OMH Commissioner Ann Sullivan and a number of executive team members who oversee key strategic functions (slide 6) gave presentations at last Wednesday’s virtual and in-person statewide Town Hall that offered the attached presentation summarizing the initiatives to date that they have or are in the process of implementing.
Look for OMH to issue a version with accessibility features like alt text for screen readers that will be posted to the Office of Planning page.
We hailed OMH’s and the Legislature’s inclusion of several initiatives that the Alliance and our allies helped to secure and support in recent budgets, including:
- Another peer led outreach and engagement INSET program (slide 54),
- community hospital-based peer bridger programs (55)
- Clubhouse programs (14)
- renewals of the Academy of Peer Services (56) and the New York Peer Specialist Independent Practice Association (57)

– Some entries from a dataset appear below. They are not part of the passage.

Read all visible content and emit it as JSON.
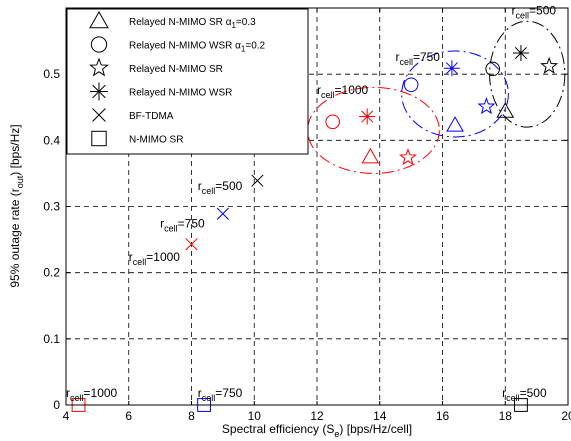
{
  "chart_data": {
    "type": "scatter",
    "xlabel": "Spectral efficiency (S",
    "xlabel_sub": "e",
    "xlabel_tail": ") [bps/Hz/cell]",
    "ylabel": "95% outage rate  (r",
    "ylabel_sub": "out",
    "ylabel_tail": ") [bps/Hz]",
    "xlim": [
      4,
      20
    ],
    "ylim": [
      0,
      0.6
    ],
    "xticks": [
      4,
      6,
      8,
      10,
      12,
      14,
      16,
      18,
      20
    ],
    "yticks": [
      0,
      0.1,
      0.2,
      0.3,
      0.4,
      0.5
    ],
    "yticklabels": [
      "0",
      "0.1",
      "0.2",
      "0.3",
      "0.4",
      "0.5"
    ],
    "grid": true,
    "legend_position": "top-left",
    "colors": {
      "r1000": "#ff0000",
      "r750": "#0000ff",
      "r500": "#000000"
    },
    "legend": [
      {
        "marker": "triangle",
        "label": "Relayed N-MIMO SR ",
        "greek": "α",
        "sub": "1",
        "tail": "=0.3"
      },
      {
        "marker": "circle",
        "label": "Relayed N-MIMO WSR ",
        "greek": "α",
        "sub": "1",
        "tail": "=0.2"
      },
      {
        "marker": "star",
        "label": "Relayed N-MIMO SR"
      },
      {
        "marker": "asterisk",
        "label": "Relayed N-MIMO WSR"
      },
      {
        "marker": "x",
        "label": "BF-TDMA"
      },
      {
        "marker": "square",
        "label": "N-MIMO SR"
      }
    ],
    "series": [
      {
        "name": "Relayed N-MIMO SR α1=0.3",
        "marker": "triangle",
        "points": [
          {
            "x": 13.7,
            "y": 0.375,
            "color": "#ff0000"
          },
          {
            "x": 16.4,
            "y": 0.423,
            "color": "#0000ff"
          },
          {
            "x": 18.0,
            "y": 0.444,
            "color": "#000000"
          }
        ]
      },
      {
        "name": "Relayed N-MIMO WSR α1=0.2",
        "marker": "circle",
        "points": [
          {
            "x": 12.5,
            "y": 0.428,
            "color": "#ff0000"
          },
          {
            "x": 15.0,
            "y": 0.484,
            "color": "#0000ff"
          },
          {
            "x": 17.6,
            "y": 0.508,
            "color": "#000000"
          }
        ]
      },
      {
        "name": "Relayed N-MIMO SR",
        "marker": "star",
        "points": [
          {
            "x": 14.9,
            "y": 0.374,
            "color": "#ff0000"
          },
          {
            "x": 17.4,
            "y": 0.451,
            "color": "#0000ff"
          },
          {
            "x": 19.4,
            "y": 0.512,
            "color": "#000000"
          }
        ]
      },
      {
        "name": "Relayed N-MIMO WSR",
        "marker": "asterisk",
        "points": [
          {
            "x": 13.6,
            "y": 0.436,
            "color": "#ff0000"
          },
          {
            "x": 16.3,
            "y": 0.509,
            "color": "#0000ff"
          },
          {
            "x": 18.5,
            "y": 0.532,
            "color": "#000000"
          }
        ]
      },
      {
        "name": "BF-TDMA",
        "marker": "x",
        "points": [
          {
            "x": 8.0,
            "y": 0.243,
            "color": "#ff0000"
          },
          {
            "x": 9.0,
            "y": 0.289,
            "color": "#0000ff"
          },
          {
            "x": 10.1,
            "y": 0.339,
            "color": "#000000"
          }
        ]
      },
      {
        "name": "N-MIMO SR",
        "marker": "square",
        "points": [
          {
            "x": 4.4,
            "y": 0.0,
            "color": "#ff0000"
          },
          {
            "x": 8.4,
            "y": 0.0,
            "color": "#0000ff"
          },
          {
            "x": 18.5,
            "y": 0.0,
            "color": "#000000"
          }
        ]
      }
    ],
    "ellipses": [
      {
        "cx": 13.8,
        "cy": 0.415,
        "rx": 2.1,
        "ry": 0.065,
        "color": "#ff0000"
      },
      {
        "cx": 16.4,
        "cy": 0.47,
        "rx": 1.7,
        "ry": 0.065,
        "color": "#0000ff"
      },
      {
        "cx": 18.7,
        "cy": 0.5,
        "rx": 1.2,
        "ry": 0.08,
        "color": "#000000"
      }
    ],
    "annotations": [
      {
        "main": "r",
        "sub": "cell",
        "tail": "=1000",
        "x": 4.0,
        "y": 0.012
      },
      {
        "main": "r",
        "sub": "cell",
        "tail": "=750",
        "x": 8.2,
        "y": 0.012
      },
      {
        "main": "r",
        "sub": "cell",
        "tail": "=500",
        "x": 17.9,
        "y": 0.012
      },
      {
        "main": "r",
        "sub": "cell",
        "tail": "=1000",
        "x": 6.0,
        "y": 0.218
      },
      {
        "main": "r",
        "sub": "cell",
        "tail": "=750",
        "x": 7.0,
        "y": 0.268
      },
      {
        "main": "r",
        "sub": "cell",
        "tail": "=500",
        "x": 8.2,
        "y": 0.325
      },
      {
        "main": "r",
        "sub": "cell",
        "tail": "=1000",
        "x": 12.0,
        "y": 0.47
      },
      {
        "main": "r",
        "sub": "cell",
        "tail": "=750",
        "x": 14.5,
        "y": 0.52
      },
      {
        "main": "r",
        "sub": "cell",
        "tail": "=500",
        "x": 18.2,
        "y": 0.59
      }
    ]
  }
}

- at least 3 community behavioral health crisis response pilot programs to implement health-led response protocols for mental health and substance use disorder crises in an urban, suburban and rural area consistent with the recommendations of the Daniel’s Law Task Force (36)
- the previously authorized 10 Supportive Crisis Stabilization Centers and 8 Intensive Crisis Stabilization Centers (35) and
- strong support for the work of the OMH of Office of Diversity and Inclusion (OMH Office of Diversity and Inclusion (72).
We also successfully advocated for the use of Incident Review Panels and the issuance of a detailed Olmstead Plan, both of which will increase state and local accountability for system coordination and access to service that support New Yorkers with disabilities to live and work in most integrated settings of choice.
We decried the use of involuntary treatment, especially in counties that do not offer central elements of a continuum that would greatly enhance efforts to engage, serve and support people with major mental health, addiction and trauma related challenges. Most notably, very few counties offer a combination of INSET, crisis stabilization, respite, peer bridger and clubhouse services.
In our testimony, we also called on the state to engage in a restructuring of the state hospital system and a return to carving out behavioral health services from the managed care program as central strategies to promote major reinvestments of savings to boost desperately needed funds for community services across the state.
Look for a copy of our testimony later this week.